The biggest complaint for many in the Lower Ninth Ward, also happens to be a major infrastructure and bureaucratic challenge: street repairs.
'The street hasn't been repaired,' said resident Leeonise Smith. 'Our foundation is cracking because of the traffic.'
Newly-elected City Council President Stacy Head organized Saturday's meeting. She said part of the reason for the delays has to do with the way the Federal Stafford Act allows the city to spend FEMA money on Hurricane Katrina-related projects. Head said that needs to change.
'We don't have to use the money specifically for the particular pothole or problem caused because of the storm-- to instead be able to pull that money to make rational street repairs,' she said.
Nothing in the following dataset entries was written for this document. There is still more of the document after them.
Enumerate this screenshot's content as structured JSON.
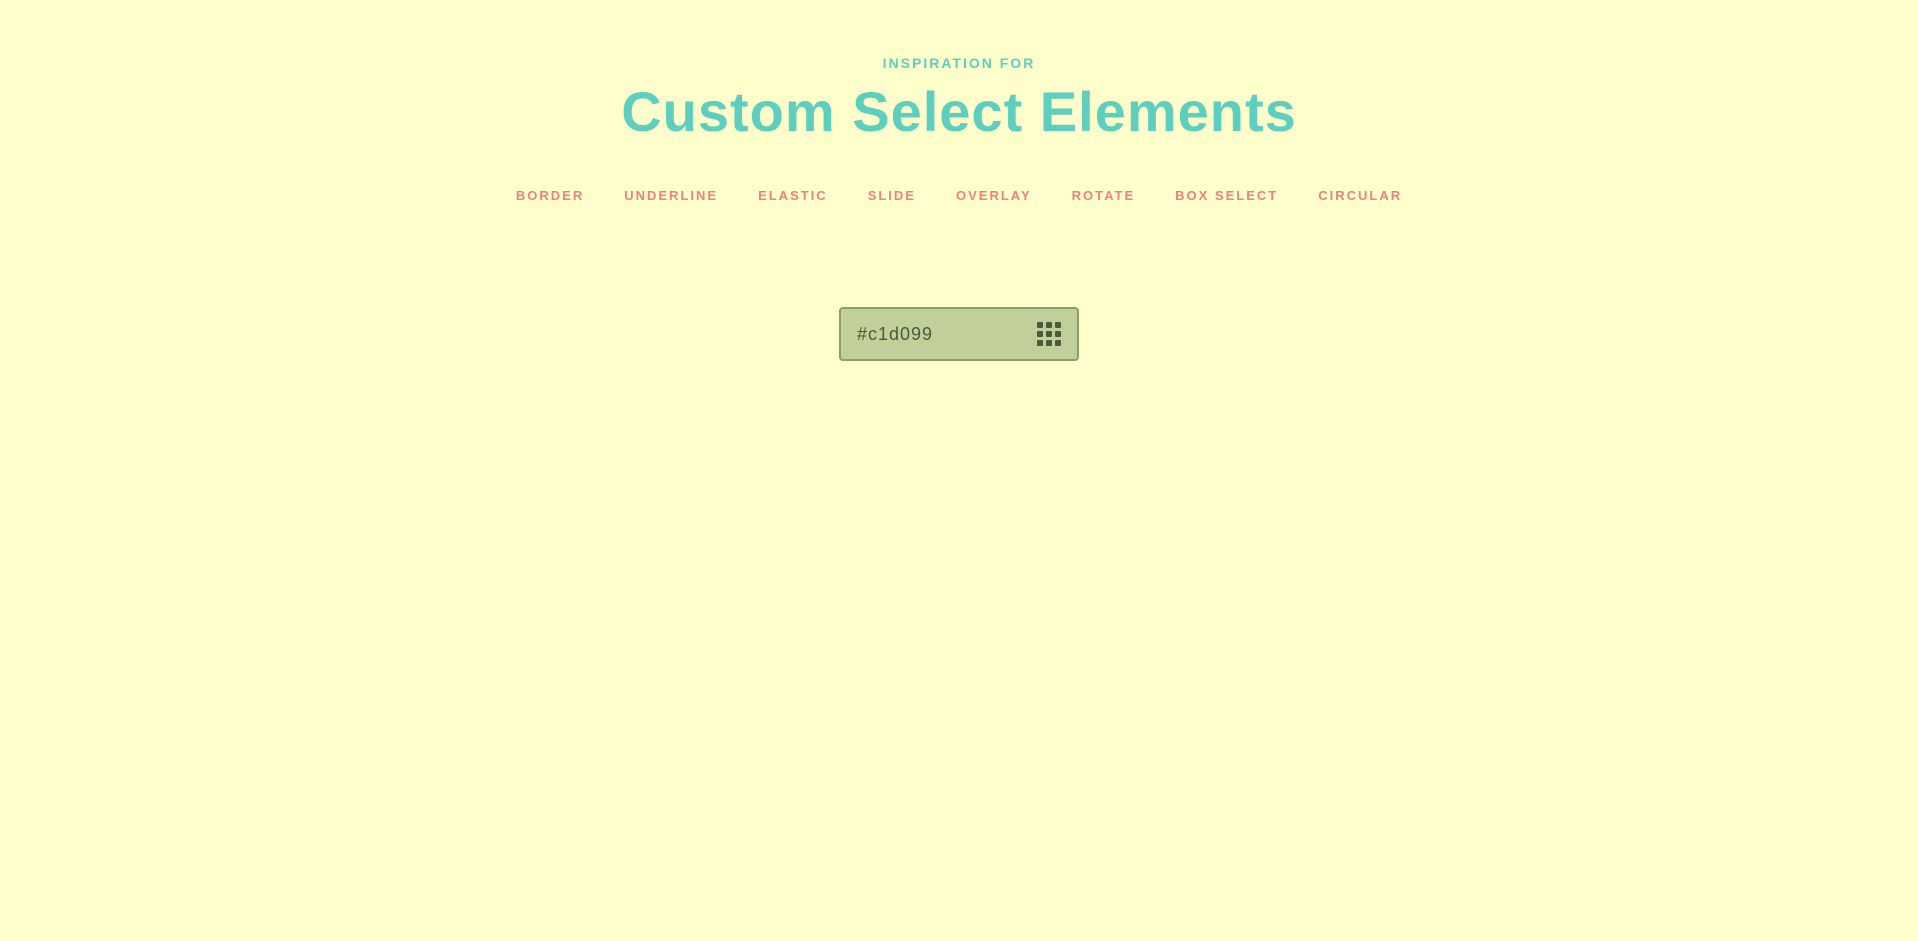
{
  "header": {
    "subtitle": "INSPIRATION FOR",
    "title": "Custom Select Elements"
  },
  "nav": {
    "items": [
      {
        "label": "BORDER",
        "id": "border"
      },
      {
        "label": "UNDERLINE",
        "id": "underline"
      },
      {
        "label": "ELASTIC",
        "id": "elastic"
      },
      {
        "label": "SLIDE",
        "id": "slide"
      },
      {
        "label": "OVERLAY",
        "id": "overlay"
      },
      {
        "label": "ROTATE",
        "id": "rotate"
      },
      {
        "label": "BOX SELECT",
        "id": "box-select"
      },
      {
        "label": "CIRCULAR",
        "id": "circular"
      }
    ]
  },
  "select": {
    "value": "#c1d099",
    "icon_label": "grid-icon"
  },
  "colors": {
    "background": "#ffffcc",
    "teal": "#5ecfbe",
    "salmon": "#f08080",
    "select_bg": "#c1d099",
    "select_border": "#8a9e6a",
    "select_text": "#4a5a3a"
  }
}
Still, residents remain wary-- since their discontent has not eased over time.
'Big promises,' Smith said. 'Hope that it's carried through.'
'it's just tired,' Spriggens said. 'I'm tired and the people are tired.'
Council President Head said the council members will take the citizen concerns with them back to City Hall and begin taking care of issues like potholes and blight, in order to gain the community's confidence.